Та весна – весна 1918 года – запомнилась ей как самая зеленая, потому, что окна палаты в лечебнице, куда положили Тедди, выходили и на каньон Арройо-Секо, и на горы Сан-Габриэль. Пока Тедди спал, Грета сидела в кресле у окна и любовалась зеленью. Лечебница, расположенная на краю утеса, занимала рыжевато-коричневое оштукатуренное здание с колокольней, нависающей над сухим руслом. Лечебницу окружала тропинка, обрамленная розовыми кустами. Палаты имели форму ромба; окна с поворотными ручками выходили на юг и на север. У Тедди была белая металлическая кровать, и каждое утро санитарка, приходившая в палату, пересаживала его в кресло-качалку, а полосатый бело-синий матрас скатывала в рулон и укладывала в изножье кровати, где он лежал на голых пружинах, точно гигантская конфета-тянучка.
Тедди провел в лечебнице большую часть зимы, но состояние его не улучшалось, а напротив, с каждой неделей только ухудшалось. Щеки запали, в уголках глаз скапливалась слизь, похожая на свернувшееся молоко. По утрам, приходя к мужу, Грета первым делом протирала ему глаза краешком юбки, затем расчесывала волосы, от которых осталось лишь несколько бесцветных прядей. В иные утра лихорадка терзала его так сильно, что лоб покрывался испариной, однако Тедди до крайности ослабел и не мог даже поднять руку, чтобы утереть пот. Не раз Грета обнаруживала его в кресле-качалке таким: у окна, под солнцем, плавящимся от жара из-за высокой температуры и теплого фланелевого халата с поясом, который санитарка завязывала на его тощем животе. По его искаженному, задранному вверх лицу Грета понимала, что он пытался провести рукавом халата по лбу; капли пота катились по подбородку Тедди, как будто он попал под ливень. Но уже наступил март, зимние дожди прекратились, и вся Пасадена была нефритово-зеленой; вместо того чтобы вытравить туберкулез из легких и костей Тедди, яркий солнечный свет лишь разжигал внутри него огонь, так что еще до десяти утра и первого стакана сока кумквата, полагавшегося ему дважды в день, Тедди терял сознание, не выдержав жара.

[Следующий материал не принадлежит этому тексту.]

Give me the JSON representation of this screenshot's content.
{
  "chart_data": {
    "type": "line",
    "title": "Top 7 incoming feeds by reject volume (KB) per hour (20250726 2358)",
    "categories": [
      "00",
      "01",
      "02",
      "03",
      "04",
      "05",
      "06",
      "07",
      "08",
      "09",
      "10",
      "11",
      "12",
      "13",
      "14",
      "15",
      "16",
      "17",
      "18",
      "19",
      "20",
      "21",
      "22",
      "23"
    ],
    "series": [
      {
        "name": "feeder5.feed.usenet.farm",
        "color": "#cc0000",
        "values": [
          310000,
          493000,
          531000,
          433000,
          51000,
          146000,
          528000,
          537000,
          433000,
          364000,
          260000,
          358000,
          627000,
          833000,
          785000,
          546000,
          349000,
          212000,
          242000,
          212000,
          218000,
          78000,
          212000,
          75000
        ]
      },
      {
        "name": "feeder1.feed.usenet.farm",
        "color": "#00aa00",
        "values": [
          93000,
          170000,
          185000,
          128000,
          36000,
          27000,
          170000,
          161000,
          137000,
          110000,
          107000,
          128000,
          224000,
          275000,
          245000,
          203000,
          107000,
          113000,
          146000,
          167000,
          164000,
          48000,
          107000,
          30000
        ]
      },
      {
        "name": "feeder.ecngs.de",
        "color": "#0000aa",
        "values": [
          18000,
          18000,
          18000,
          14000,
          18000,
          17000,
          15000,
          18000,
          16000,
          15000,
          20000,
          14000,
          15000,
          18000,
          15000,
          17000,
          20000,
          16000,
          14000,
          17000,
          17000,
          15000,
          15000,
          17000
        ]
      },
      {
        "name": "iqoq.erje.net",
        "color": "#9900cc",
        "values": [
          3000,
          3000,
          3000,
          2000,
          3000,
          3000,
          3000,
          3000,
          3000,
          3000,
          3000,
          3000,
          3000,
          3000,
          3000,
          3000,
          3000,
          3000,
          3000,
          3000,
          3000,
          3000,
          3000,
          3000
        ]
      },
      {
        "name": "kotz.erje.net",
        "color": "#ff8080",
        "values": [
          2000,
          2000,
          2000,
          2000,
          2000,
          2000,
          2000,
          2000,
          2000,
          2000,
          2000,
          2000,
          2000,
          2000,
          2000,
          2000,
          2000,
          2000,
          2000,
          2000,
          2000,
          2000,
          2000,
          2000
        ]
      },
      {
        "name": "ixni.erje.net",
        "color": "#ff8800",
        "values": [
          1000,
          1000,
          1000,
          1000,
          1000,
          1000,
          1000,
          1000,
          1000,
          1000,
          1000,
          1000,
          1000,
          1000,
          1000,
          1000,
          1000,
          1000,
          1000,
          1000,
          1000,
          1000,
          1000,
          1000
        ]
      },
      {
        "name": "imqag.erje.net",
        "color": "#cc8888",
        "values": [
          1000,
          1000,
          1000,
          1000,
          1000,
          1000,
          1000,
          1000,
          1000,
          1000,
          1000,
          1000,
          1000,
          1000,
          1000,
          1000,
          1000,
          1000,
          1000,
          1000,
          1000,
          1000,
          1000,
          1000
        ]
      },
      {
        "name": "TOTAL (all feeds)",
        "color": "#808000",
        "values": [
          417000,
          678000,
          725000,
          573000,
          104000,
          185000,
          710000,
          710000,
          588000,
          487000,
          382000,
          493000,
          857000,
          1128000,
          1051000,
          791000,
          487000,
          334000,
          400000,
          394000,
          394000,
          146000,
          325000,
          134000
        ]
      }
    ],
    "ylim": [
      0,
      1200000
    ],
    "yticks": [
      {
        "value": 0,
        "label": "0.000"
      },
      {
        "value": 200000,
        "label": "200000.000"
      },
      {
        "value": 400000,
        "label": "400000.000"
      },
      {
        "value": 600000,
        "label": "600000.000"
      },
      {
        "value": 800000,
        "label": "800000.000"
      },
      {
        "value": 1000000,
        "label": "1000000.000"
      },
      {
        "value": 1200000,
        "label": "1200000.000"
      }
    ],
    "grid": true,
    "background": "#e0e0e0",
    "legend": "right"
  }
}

К апрелю он все чаще и чаще спал. Грета сидела в кресле-качалке, положив руки на подлокотники, белая обивка которых истерлась до дыр, а Тедди лежал на боку. Время от времени он шевелился во сне, и тогда пружины в кровати скрипели, и Грете казалось, что это стонут его кости, заполненные туберкулезом, как эклер – сливочным кремом. Лечащий врач Тедди, человек по фамилии Хайтауэр, в расстегнутом белом халате поверх дешевого костюма, приходил в палату. Тедди по-прежнему отказывался лечиться у доктора Ричардсона, пользовавшего в Пасадене не только всех Уодов, но и семьи Генриетты, Маргарет и Дотти-Энн.
– Меня вполне устраивает доктор Хайтауэр, – говорил он. – Доктор для важных персон мне ни к чему.
– Какой, к черту, «доктор для важных персон»? – не выдерживала Грета, моментально жалея о том, что повысила голос. Она не собиралась спорить и никак не хотела обидеть мужа, показав, что знает больше него. Такие чувства испытывала Грета, а потому вежливо терпела доктора Хайтауэра во время ежедневных осмотров Тедди. Доктор постоянно торопился и не всегда успевал заполнить историю болезни, которую носил в манильской папке, засунутой под мышку. Это был долговязый мужчина, блондин скандинавского типа с волосами цвета кофе, очень сильно разбавленного молоком. Он перевелся в Пасадену из Чикаго, а кончики отдельных частей его тела – носа, ушей, узловатых пальцев – выглядели как будто отмороженными.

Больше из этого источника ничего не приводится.